Silas crossed his arms, his hand resting on the signet ring. "You left Cardiff. You left your life. And the first place you ran was to me. Even if you didn't call me. Even if you didn't talk to me."
"I didn't know if I could face you," she admitted. "You always saw the good in me. You never saw the mess I could make."
"You make mistakes," Silas said. "We all do. The difference is, most people spend their whole lives trying to hide them. You… you tried to run away from them."
"It didn't work." Rory looked up, her blue eyes meeting his hazel gaze . The intensity in them nearly knocked her over. "It didn't fix anything."
"Nothing ever fixes completely , Rory." Silas shifted, favoring his right leg. "You know how I ended up with this leg? Prague. A compromise. I failed to save a contact, and in the process, I walked right into a trap that cost me three men and a knee."
He paused, letting the silence stretch. "I carry the weight of that every day. You can't run from who you were. You have to carry it."

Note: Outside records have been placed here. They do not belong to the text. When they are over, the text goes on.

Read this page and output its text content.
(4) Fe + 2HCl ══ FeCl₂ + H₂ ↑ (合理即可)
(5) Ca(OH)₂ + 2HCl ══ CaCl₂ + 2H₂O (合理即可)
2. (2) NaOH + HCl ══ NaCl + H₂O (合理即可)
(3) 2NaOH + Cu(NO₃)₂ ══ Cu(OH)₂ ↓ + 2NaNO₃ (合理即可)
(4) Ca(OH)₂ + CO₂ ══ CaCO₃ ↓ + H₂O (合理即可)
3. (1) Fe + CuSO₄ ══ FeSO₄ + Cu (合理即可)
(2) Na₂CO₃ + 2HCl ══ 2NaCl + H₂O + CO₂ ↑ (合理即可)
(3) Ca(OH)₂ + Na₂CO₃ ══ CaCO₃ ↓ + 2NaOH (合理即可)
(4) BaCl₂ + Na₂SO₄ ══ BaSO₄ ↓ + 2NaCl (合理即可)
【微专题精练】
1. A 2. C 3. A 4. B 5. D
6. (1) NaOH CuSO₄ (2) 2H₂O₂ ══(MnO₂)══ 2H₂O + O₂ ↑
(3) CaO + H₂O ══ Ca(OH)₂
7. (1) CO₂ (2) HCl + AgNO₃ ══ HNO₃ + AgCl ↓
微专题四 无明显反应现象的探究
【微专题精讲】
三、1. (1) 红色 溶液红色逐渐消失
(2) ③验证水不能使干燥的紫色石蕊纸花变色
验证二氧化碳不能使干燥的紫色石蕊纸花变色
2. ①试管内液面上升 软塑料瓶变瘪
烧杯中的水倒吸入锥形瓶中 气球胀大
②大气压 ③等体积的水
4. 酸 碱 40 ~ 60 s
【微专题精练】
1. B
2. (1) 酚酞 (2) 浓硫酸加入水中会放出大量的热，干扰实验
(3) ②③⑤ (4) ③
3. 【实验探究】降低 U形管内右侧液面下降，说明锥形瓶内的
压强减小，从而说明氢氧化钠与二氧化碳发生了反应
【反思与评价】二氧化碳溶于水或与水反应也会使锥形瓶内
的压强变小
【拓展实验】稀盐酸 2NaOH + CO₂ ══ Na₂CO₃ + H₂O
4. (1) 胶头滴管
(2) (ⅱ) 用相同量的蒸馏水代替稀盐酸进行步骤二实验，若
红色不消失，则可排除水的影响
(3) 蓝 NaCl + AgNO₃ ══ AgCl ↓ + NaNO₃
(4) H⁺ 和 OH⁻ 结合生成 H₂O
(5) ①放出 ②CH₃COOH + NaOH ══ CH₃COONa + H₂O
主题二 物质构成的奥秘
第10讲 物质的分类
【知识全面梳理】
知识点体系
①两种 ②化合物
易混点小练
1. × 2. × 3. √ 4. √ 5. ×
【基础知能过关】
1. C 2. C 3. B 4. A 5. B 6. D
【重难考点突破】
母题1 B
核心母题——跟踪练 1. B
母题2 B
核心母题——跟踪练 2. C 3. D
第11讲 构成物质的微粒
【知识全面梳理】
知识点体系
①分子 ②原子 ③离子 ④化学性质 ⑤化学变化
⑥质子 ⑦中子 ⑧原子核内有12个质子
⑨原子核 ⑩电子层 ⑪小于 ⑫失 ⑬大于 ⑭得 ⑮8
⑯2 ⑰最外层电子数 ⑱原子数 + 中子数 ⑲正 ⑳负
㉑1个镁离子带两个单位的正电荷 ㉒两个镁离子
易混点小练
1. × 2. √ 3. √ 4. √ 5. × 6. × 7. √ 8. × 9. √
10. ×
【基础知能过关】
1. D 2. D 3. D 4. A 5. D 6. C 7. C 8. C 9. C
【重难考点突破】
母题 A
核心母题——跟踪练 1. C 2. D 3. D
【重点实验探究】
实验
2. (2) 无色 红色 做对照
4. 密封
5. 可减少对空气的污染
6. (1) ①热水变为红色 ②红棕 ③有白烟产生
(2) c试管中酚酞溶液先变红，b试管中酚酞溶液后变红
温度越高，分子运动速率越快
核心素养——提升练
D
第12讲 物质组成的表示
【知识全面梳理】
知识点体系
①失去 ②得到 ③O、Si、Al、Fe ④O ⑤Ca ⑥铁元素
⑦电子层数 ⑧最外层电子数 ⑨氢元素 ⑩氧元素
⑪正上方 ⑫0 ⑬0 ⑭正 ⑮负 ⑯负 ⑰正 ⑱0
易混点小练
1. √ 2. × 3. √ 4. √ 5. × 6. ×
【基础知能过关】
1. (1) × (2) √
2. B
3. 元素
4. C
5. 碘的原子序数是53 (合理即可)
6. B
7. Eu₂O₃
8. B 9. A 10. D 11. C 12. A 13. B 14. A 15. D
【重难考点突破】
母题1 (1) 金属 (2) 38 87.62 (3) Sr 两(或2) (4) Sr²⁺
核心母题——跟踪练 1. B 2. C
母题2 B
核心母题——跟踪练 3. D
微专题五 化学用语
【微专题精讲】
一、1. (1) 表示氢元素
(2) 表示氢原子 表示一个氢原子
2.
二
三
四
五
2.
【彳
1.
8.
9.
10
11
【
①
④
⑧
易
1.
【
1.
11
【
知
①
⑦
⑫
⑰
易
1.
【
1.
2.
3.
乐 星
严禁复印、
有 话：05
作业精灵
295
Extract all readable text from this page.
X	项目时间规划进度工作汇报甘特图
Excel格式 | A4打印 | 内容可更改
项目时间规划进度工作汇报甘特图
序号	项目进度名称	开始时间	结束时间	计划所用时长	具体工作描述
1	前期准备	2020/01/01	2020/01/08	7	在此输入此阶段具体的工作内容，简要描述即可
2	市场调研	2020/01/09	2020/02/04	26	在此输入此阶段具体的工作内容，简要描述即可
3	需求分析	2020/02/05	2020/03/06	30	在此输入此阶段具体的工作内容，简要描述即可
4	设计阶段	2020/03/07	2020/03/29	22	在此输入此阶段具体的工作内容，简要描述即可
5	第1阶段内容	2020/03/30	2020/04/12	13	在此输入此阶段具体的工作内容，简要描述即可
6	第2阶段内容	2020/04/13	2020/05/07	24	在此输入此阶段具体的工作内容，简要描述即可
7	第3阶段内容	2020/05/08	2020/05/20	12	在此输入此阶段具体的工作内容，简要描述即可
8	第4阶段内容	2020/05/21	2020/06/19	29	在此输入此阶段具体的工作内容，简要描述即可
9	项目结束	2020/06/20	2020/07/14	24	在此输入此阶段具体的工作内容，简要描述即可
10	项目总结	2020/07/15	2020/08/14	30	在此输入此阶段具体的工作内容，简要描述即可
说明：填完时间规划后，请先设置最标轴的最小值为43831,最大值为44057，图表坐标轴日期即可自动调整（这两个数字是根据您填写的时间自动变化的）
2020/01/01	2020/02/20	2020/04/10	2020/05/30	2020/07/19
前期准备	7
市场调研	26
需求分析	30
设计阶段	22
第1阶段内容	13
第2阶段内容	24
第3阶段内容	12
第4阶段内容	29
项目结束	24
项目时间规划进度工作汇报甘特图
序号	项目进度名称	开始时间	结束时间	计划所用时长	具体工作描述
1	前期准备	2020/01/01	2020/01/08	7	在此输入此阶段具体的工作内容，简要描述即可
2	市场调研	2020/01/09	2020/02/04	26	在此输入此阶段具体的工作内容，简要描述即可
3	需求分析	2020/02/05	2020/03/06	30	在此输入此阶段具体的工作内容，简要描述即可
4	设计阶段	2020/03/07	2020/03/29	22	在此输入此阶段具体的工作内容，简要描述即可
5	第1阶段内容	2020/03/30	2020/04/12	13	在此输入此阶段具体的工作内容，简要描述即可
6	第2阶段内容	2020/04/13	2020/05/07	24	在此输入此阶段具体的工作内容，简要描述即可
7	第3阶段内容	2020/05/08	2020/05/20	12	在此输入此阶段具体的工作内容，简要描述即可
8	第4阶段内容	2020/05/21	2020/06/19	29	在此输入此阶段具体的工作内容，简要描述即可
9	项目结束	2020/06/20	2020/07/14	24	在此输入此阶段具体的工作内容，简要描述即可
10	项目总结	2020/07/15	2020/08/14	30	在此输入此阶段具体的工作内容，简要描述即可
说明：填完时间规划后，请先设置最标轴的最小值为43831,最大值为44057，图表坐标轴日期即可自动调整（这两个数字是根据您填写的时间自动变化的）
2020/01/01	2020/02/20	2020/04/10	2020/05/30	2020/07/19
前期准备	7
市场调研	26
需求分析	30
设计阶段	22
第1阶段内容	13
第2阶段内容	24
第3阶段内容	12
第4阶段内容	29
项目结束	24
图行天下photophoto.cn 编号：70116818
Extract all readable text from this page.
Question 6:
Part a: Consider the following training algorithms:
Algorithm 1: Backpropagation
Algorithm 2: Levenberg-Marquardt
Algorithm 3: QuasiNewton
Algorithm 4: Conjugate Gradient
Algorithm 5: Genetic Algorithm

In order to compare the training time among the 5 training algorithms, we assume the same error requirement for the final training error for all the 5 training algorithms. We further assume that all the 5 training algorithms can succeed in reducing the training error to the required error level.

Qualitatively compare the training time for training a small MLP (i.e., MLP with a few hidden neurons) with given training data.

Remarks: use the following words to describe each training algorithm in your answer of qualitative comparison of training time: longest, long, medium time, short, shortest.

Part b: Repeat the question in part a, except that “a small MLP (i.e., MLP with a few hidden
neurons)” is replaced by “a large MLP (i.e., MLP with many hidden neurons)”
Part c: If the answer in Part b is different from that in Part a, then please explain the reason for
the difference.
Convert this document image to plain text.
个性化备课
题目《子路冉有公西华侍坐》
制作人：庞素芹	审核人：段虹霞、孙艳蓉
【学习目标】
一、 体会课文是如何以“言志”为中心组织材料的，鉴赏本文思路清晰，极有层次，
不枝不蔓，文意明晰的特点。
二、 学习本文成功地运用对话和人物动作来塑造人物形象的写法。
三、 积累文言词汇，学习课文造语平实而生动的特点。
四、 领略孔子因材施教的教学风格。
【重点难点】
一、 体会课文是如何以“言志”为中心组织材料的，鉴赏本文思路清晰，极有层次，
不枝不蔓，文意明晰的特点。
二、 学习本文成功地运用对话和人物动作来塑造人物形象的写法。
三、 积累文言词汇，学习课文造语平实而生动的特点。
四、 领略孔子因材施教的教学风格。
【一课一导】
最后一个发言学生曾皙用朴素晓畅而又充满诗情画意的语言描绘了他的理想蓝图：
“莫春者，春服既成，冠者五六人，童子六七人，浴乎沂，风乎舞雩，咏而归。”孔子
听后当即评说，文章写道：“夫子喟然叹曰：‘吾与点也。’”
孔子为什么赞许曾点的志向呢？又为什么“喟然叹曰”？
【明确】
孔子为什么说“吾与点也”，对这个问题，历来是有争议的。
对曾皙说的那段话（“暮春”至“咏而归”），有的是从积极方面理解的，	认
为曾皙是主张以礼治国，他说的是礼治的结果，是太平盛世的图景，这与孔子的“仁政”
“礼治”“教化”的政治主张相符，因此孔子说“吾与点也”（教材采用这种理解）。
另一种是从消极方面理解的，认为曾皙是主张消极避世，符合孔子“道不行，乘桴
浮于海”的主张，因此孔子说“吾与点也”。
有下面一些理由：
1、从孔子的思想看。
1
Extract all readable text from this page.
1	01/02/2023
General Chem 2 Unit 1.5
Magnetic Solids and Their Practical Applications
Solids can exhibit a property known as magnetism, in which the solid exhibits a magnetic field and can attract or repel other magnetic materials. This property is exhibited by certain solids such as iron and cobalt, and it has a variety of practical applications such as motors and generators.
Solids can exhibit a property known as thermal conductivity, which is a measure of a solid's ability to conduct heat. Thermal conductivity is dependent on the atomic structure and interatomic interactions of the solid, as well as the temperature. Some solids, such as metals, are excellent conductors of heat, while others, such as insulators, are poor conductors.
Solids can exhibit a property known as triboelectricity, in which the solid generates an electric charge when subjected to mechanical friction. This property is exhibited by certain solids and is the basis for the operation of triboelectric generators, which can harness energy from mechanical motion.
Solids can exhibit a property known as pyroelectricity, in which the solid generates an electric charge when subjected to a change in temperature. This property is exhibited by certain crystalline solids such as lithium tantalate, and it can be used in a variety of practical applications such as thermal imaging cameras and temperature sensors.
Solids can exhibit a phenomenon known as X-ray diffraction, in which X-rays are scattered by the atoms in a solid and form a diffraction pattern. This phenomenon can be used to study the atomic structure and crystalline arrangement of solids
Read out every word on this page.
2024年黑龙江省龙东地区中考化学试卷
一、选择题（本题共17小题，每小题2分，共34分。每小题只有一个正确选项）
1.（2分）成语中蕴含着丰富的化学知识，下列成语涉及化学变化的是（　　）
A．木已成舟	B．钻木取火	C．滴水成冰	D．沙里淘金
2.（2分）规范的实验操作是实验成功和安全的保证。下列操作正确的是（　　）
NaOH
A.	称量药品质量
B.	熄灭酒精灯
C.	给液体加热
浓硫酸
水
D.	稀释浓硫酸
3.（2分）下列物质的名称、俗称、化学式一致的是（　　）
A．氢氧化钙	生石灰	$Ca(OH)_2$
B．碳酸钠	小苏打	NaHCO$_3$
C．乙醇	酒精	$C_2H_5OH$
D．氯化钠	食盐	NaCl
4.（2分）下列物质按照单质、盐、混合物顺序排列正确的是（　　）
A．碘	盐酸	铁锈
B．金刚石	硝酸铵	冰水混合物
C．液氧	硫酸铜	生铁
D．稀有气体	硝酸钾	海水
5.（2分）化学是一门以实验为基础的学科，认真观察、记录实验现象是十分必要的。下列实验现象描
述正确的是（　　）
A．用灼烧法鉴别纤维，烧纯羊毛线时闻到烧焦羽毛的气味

Rory thought about the delivery bike outside. About the way the rain slicked the roads. About the way Evan used to look at her, a mixture of pity and ownership.
"I just wanted to feel normal," she whispered.
"Normal is boring," Silas said gruffly. "Boring people don't get into trouble. Troubled people—well, they survive."
He pushed off the doorframe and walked to the desk, pulling out a crumpled envelope. He slid it across the scarred wood toward her.
"What's this?"
"I have contacts," he said. "People who watch the streets. I’ve had eyes on Evan. He’s not good for you, Rory. Not even a little bit."
Rory stared at the envelope. It was proof. Proof that he hadn't just been watching from the shadows, that he had been working, operating, living in this world she had fled to escape. He had never really left it.
"I can't involve you," she said, shaking her head. "That's not how it works. You're retired."
"Am I?" Silas looked at his signet ring, then at her. "I own this bar, don't I? That's hardly retirement. I am in maintenance mode. I am preserving what I can, fixing what is broken."
He walked over and placed a hand on her shoulder. His grip was firm, insistent. "Don't make me come get you, Rory. Not like this. If things go south again, I want you to know the way out. That's all."
Rory looked at the envelope, then up at him. The apology he hadn't spoken, the protectiveness he hadn't voiced, was finally unspooling in the dim light of the hidden room. She felt the tightness in her chest loosen, just a fraction.
"I'll keep it," she said.
"Good." He pulled his hand back, the mask sliding back into place. "You need to get back out there. You have a delivery to finish, and I imagine that man in the trench coat is wondering why his duck hasn't arrived."
Rory nodded. She stood up, the motion smooth, practiced. The cool-headed version of herself had returned, the one who knew how to hide the cracks.
"Thank you, Silas."
"Don't thank me yet." He turned toward the bar, flicking the switch that sealed the bookshelf. The light in the room died, plunging them back into darkness. "Just don't make me regret it."
As Rory walked out of the secret room, through the bar, and into the cool night air, she could still feel the phantom weight of his hand on her shoulder. The green neon sign of The Raven’s Nest buzzed above her head, steady and electric , casting a glow over the street that looked for a moment less like a warning and more like a beacon . She got on her bike, the engine roaring to life, and turned toward the dark, uncertain road ahead.